Zynga made this game to be massively addictive. Players can earn spells, experience points and power-ups. Clearly, this Harry Potter game has “best-seller” written all over it.

It’s Hyper, Yet Casual

There’s a video game category that’s growing quickly, but you might not have heard of it. They’re called hyper-casual games, which sounds like an oxymoron at first.

But this is a real phenomenon in the gaming world. ironSource’s Raquel Korman describes hyper-casual games as “lightweight games with simple mechanics that offer instant gameplay.” Korman further explains that hyper-casual games are “not only instantly playable but infinitely replayable, making them highly addictive and engaging.”

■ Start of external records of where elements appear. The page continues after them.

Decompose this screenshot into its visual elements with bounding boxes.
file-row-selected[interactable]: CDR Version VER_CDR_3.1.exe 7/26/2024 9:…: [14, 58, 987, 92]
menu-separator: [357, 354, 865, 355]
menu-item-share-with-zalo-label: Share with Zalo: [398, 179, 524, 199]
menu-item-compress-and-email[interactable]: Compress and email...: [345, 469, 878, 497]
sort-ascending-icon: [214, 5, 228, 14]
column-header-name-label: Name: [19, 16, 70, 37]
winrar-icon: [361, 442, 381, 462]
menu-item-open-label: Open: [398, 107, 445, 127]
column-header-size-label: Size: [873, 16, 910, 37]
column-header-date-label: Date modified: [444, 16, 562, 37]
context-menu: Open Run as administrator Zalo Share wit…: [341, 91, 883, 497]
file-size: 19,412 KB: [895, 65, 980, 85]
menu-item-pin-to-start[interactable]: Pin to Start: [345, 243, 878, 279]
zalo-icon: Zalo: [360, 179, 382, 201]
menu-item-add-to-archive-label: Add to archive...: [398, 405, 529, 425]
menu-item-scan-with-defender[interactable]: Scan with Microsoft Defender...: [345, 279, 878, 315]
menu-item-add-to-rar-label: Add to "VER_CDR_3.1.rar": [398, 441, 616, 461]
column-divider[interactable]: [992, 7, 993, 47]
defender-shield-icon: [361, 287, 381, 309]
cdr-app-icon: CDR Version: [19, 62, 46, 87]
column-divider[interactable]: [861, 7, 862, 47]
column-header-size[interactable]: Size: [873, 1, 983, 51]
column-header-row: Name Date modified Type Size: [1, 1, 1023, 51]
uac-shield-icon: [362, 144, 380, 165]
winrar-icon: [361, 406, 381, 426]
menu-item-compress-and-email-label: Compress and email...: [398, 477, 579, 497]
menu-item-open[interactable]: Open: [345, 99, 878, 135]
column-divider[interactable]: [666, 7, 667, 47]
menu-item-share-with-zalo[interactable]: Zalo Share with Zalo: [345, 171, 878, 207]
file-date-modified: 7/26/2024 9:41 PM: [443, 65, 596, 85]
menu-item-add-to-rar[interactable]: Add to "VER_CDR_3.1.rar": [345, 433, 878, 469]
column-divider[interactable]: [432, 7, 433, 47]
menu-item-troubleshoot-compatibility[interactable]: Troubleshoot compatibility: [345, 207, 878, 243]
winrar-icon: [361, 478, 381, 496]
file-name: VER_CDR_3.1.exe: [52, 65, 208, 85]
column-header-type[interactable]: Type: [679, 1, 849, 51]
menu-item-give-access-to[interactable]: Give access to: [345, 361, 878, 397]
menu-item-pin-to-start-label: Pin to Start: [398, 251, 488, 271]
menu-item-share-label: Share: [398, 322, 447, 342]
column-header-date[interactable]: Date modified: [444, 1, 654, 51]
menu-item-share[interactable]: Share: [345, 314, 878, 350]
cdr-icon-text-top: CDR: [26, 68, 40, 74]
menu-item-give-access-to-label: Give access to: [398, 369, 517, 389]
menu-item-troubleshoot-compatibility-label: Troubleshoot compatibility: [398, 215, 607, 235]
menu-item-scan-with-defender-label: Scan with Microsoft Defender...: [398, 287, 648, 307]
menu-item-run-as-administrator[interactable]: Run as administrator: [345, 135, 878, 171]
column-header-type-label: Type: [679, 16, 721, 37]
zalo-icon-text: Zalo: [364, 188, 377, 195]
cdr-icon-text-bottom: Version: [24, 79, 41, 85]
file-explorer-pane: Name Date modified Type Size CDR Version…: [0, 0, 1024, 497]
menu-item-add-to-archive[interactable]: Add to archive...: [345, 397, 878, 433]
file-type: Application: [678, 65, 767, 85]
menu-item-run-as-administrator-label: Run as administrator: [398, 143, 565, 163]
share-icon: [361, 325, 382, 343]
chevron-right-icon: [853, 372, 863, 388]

To get into this space, Zynga has acquired Istanbul-based mobile games developer and publisher Rollic. Reportedly, “Eight of Rollic’s games have reached #1 or #2 top free downloaded games in the U.S. App Store.”

Two Rollic releases, Go Knots 3D and Tangle Master 3D, are particularly popular. In fact, they were “the top two most downloaded games in the U.S. App Store in Q2 2020.”

The Takeaway

In a time when hyper-casual games are gaining traction, Zynga’s Rollic acquisition makes perfect sense.

Furthermore, ZNGA stock holders should appreciate the Harry Potter connection. You might not have read the books or watched the films. But the innumerable fans is money in the bank for Zynga.

On the date of publication, Louis Navellier had a long position in ZNGA.  Louis Navellier did not have (either directly or indirectly) any other positions in the securities mentioned in this article.

The InvestorPlace Research Staff member primarily responsible for this article did not hold (either directly or indirectly) any positions in the securities mentioned in this article.